Saturday, on a billboard along U.S. 70 outside Roswell, New Mexico:
It’s not Peoria, Illinois (July 30, 2018)
…quoted in The New York Times, Aug. 3, 1969…
…[John] Ehrlichman was counsel and Assistant to the President for Domestic Affairs under Richard Nixon. “It’ll play in Peoria” was his explanation of a political move criticized in Washington, D.C…
On a billboard along U.S. 70 outside of Roswell, New Mexico:
It is Roswell, New Mexico.
I picked a great time to be away from Missouri. Right before the primary.
…no matter where you go, there you are. One can’t get away from the reach of political campaigns anywhere at this time of year and in this cycle.
The remnants of Hurricane Dolly near Roswell, New Mexico.
I did see a few Pearce 4 x 8 signs (republican currently losing the U.S. Senate race in New Mexico) facing the Interstate, but I wasn’t quick enough with the camera driving at highway speeds.
The permanent Border Patrol station on Interstate 10 west of Las Cruces, New Mexico. I was waved through. Evidently I don’t look too suspicious.
The sky finally started to clear just east of Texas Canyon on Interstate 10 in Arizona.

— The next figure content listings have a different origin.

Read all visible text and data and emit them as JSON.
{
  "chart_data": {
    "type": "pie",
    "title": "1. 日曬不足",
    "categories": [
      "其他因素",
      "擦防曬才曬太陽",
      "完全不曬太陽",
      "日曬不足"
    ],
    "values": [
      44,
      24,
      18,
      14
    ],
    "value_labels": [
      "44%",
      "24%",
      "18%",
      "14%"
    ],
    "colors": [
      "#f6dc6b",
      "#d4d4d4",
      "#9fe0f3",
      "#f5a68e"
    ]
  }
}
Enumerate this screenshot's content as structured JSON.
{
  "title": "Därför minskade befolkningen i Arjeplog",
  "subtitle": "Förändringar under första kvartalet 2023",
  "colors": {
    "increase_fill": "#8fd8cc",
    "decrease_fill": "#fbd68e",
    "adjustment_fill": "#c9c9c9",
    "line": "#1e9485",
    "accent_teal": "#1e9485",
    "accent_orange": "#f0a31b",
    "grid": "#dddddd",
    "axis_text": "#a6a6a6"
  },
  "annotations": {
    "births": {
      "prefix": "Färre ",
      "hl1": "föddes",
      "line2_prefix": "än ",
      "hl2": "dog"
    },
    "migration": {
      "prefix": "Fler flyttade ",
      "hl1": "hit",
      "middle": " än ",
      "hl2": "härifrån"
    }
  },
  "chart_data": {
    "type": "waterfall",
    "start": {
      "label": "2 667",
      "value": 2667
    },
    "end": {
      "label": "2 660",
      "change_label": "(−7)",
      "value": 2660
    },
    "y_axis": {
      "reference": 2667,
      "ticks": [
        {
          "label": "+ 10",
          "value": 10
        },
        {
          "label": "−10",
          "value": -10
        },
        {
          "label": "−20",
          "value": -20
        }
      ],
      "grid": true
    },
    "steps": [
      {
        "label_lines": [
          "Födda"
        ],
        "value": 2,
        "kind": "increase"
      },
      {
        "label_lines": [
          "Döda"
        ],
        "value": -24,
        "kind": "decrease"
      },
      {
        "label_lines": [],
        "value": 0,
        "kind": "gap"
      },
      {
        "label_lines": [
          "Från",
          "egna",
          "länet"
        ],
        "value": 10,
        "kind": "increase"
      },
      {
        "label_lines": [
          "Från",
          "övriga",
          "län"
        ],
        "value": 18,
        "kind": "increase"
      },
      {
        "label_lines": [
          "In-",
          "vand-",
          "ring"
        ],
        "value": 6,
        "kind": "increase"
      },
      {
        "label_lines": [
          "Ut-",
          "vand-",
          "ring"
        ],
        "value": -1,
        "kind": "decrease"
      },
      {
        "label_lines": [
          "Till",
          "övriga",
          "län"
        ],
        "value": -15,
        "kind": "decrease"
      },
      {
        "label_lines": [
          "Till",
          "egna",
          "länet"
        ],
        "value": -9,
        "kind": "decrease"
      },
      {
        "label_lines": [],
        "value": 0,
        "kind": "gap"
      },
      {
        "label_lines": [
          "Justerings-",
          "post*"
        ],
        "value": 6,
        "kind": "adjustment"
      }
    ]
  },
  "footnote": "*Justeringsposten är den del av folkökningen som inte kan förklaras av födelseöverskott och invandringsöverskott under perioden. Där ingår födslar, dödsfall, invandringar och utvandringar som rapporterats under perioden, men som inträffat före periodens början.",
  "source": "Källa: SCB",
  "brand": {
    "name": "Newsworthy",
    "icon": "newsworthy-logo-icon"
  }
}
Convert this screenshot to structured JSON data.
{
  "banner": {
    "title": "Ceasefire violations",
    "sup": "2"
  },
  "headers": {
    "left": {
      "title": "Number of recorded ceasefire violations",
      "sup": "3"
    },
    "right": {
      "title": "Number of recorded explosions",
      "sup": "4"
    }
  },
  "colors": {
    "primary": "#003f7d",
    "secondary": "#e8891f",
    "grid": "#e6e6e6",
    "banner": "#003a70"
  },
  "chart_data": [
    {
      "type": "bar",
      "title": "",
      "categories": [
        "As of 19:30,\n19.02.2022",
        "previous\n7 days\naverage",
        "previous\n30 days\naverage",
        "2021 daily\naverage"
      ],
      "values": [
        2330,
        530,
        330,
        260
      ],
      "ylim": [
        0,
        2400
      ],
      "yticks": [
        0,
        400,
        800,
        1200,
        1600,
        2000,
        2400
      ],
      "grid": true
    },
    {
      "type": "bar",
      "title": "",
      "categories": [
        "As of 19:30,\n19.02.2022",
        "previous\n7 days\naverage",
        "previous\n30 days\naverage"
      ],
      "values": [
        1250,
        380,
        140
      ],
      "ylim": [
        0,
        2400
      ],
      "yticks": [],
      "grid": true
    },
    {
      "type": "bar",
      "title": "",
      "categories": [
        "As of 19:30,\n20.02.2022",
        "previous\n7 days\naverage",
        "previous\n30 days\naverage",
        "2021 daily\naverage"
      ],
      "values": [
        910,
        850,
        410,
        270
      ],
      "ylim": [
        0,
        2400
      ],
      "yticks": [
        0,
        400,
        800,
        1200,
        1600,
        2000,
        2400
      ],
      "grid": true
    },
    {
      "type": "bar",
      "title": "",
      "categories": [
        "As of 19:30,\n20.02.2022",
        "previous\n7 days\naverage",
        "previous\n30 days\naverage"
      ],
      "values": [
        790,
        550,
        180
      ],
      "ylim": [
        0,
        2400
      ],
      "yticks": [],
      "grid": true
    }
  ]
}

The Arizona primary is in early September. There are campaign signs everywhere in Tucson. These Arizona republicans don’t hide their party affiliation. Note the big “F-values” on the sign on the left: “faith, family, freedom”. This for a state legislative race. What ever happened to “jobs, education, and health care”?
The corner opposite the political signs had a “park and ride” bus stop. Tucson has no internal freeway system (Interstate 10 skirts the southern and western parts of the city). The city is also trying to be “bike friendly”. Those progressive values are a reminder that Morris King Udall, the great Arizona Democrat, represented Tucson in Congress for many years.
All politics may be local, but there certainly are similarities everywhere. You know, like the republican play book.